I know all post URLs are primed on the origin server because I have a system in place that primes all post and AMP URLs after a cache purge. A cache purge / prime is done systematically by a cron job every Friday. I do NOT prime the Cloudflare cache as it is practically impossible to prime all Cloudflare servers from all locations.

They are mostly 1 off requests, but not always. As you can see from the log entries below, some requests can hit my origin server for the same post in a short period of time, which means they are probably bypassing the APO cache, unless they are being served from fresh new locations each time, which I doubt, because this also happens frequently when the cache has been primed for a few days.

109.129.234.7 - [03/Dec/2020:08:21:50 -0500] “GET /fille-garcon-deguises-infirmiere-medecin-reactions/ HTTP/1.1” 200 16676 “https://www.google.be/” “Mozilla/5.0 (Windows NT 10.0; Win64; x64) AppleWebKit/537.36 (KHTML, like Gecko) Chrome/87.0.4280.67 Safari/537.36 Edg/87.0.664.47” “109.129.234.7” “www.ipnoze.com” sn=“www.ipnoze.com” rt=0.000 ua=“-” us=“-” ut=“-” ul=“-” cs=“HIT”

66.249.90.212 - [03/Dec/2020:08:22:14 -0500] “GET /fille-garcon-deguises-infirmiere-medecin-reactions/ HTTP/1.1” 200 16676 “-” “Mediapartners-Google” “66.249.90.212” “www.ipnoze.com” sn=“www.ipnoze.com” rt=0.000 ua=“-” us=“-” ut=“-” ul=“-” cs=“HIT”

66.249.90.212 - [03/Dec/2020:08:22:14 -0500] “GET /fille-garcon-deguises-infirmiere-medecin-reactions/amp/ HTTP/1.1” 200 9490 “-” “Mediapartners-Google” “66.249.90.212” “www.ipnoze.com” sn=“www.ipnoze.com” rt=0.000 ua=“-” us=“-” ut=“-” ul=“-” cs=“HIT”

152.67.137.35 - [03/Dec/2020:08:24:32 -0500] “GET /fille-garcon-deguises-infirmiere-medecin-reactions/ HTTP/1.1” 200 16676 “-” “Mozilla/5.0 (compatible; GrapeshotCrawler/2.0; +http://www.grapeshot.co.uk/crawler.php)” “152.67.137.35” “www.ipnoze.com” sn=“www.ipnoze.com” rt=0.000 ua=“-” us=“-” ut=“-” ul=“-” cs=“HIT”

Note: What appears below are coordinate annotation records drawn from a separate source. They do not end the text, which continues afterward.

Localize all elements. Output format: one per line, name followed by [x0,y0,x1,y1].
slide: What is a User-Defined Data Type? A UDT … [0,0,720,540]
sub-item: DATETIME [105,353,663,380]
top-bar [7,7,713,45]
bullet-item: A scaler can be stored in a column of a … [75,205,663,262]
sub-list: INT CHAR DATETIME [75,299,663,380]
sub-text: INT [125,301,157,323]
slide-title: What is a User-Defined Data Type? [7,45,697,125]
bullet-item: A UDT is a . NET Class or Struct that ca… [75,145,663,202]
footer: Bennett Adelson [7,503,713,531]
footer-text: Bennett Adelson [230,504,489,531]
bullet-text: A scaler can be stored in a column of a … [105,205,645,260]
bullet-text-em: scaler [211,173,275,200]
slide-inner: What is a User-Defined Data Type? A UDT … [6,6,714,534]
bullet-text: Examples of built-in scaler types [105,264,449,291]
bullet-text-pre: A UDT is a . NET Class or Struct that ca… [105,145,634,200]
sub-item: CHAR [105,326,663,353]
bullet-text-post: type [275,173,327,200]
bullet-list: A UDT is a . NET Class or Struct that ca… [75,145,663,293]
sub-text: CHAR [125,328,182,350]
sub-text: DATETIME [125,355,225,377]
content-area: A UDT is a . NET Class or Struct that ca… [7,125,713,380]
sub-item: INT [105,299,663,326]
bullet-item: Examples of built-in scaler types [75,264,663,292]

152.67.137.35 - [03/Dec/2020:08:24:32 -0500] “GET /fille-garcon-deguises-infirmiere-medecin-reactions/ HTTP/1.1” 200 16676 “-” “Mozilla/5.0 (compatible; GrapeshotCrawler/2.0; +http://www.grapeshot.co.uk/crawler.php)” “152.67.137.35” “www.ipnoze.com” sn=“www.ipnoze.com” rt=0.000 ua=“-” us=“-” ut=“-” ul=“-” cs=“HIT”

I don’t have any of the incompatible plugins installed, but thanks for the info.

Are you doing the cache via CF API ? FYI it has a 30 url at a time limit, so if you are feeding >30 urls at a time for CF API for cache purge it may not work unless you break them down to <= urls at a time.

Or you mean purge/prime for nginx origin/web app level cache plugin/system?

I was talking about priming the local cache and NOT Cloudflare / APO. I cannot know for sure that the post was primed on Cloudflare. But what makes me think something isn’t right is the fact that even after the cache has been primed for a few days, the logs keep being populated with entries from cralwers. Maybe I should test for longer periods of time?

You need to log the cf request id on nginx origin for those URLs you think should of be cache hits and then dig into the request id on cache analytics side but the cache analytics web gui can’t filter on cf request id. So maybe @yevgen can do that on his end.

I did some tests on your site and all are coming from KV as cache hits

cf-apo-via kv
cf-cache-status HIT
cf-edge-cache cache,platform=wordpress
cf-ray 5fbdb6fc1a8f1d6b-NRT
cf-request-id 06ca70b18c00001d6b1687e000000001

if you are already logging cf-request-id or cf-ray header on origin nginx side, you can try and see if that request id shows in your logs which is shouldn’t if CF APO caching is working

First requests seem to be coming from KV, second from Cache. What does it mean exactly when they are coming from KV?